Beyoncé has mastered this celebrity age as creator of worlds, sayer of nothing
In this era in which stars keep tight control of their publicity, Beyoncé’s offer to answer fans questions was refreshing – if the answers were … not always clear-cut
I need not remind you that we were forced to stare directly into the concept of Josh Brolin’s allegedly red-raw anus last week, so I think it is fair to say that we live in a brave, unheralded, fantastic new era of celebrity overshare. This, as best I can tell, is the third age. In the studio-contract, golden-age-of-Hollywood days, stars said basically nothing, sharing only titbits of their life via fanzine-level magazine features and newspaper columnist gossip items, and most of those were distributed by savvy studio heads, chomping six inches deep into a cigar while they did it. We only learned about all their threesomes long after they all died.

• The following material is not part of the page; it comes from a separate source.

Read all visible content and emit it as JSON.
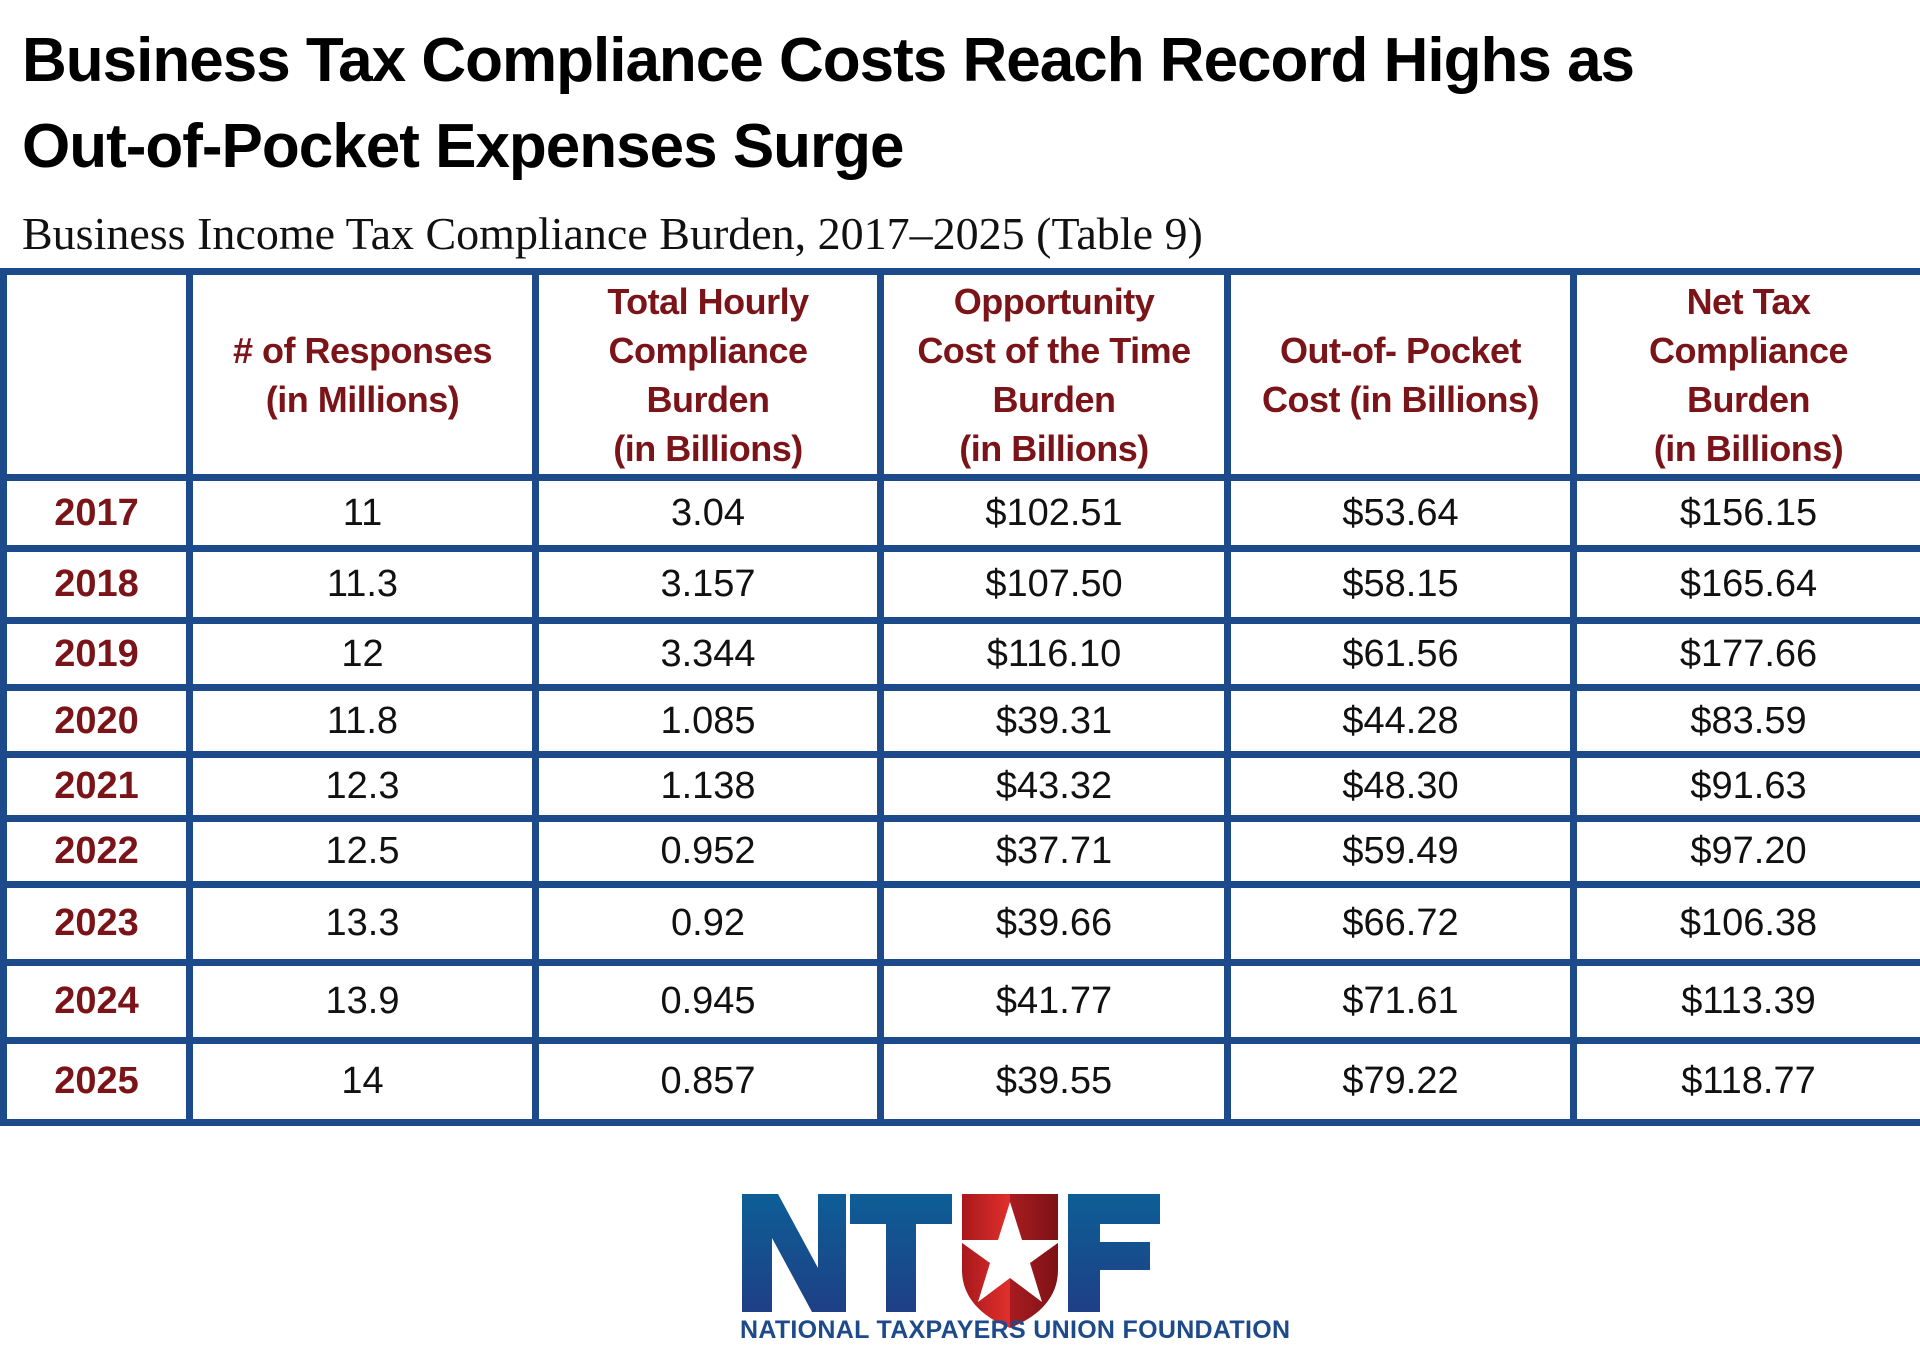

Then a little loosening of the rules, some chum in the water: deep-dive magazine profiles, rock stars saying outrageous things live on television, high-profile relationships and the monetisation of divorce. Britain’s cottage industry for “posed paparazzi photos of someone in the despair of their life” is a particular guilty thrill of mine, which is why I love Arg from Towie so much. He provides a rolling feed of it, constantly either moving in or moving out of Gemma Collins’s house or being told by a doctor he is going to die if he doesn’t stop eating Toblerones in the bath, and there is forever a long-lens camera trained on him while he does it, thickly enacting what he thinks anguish looks like.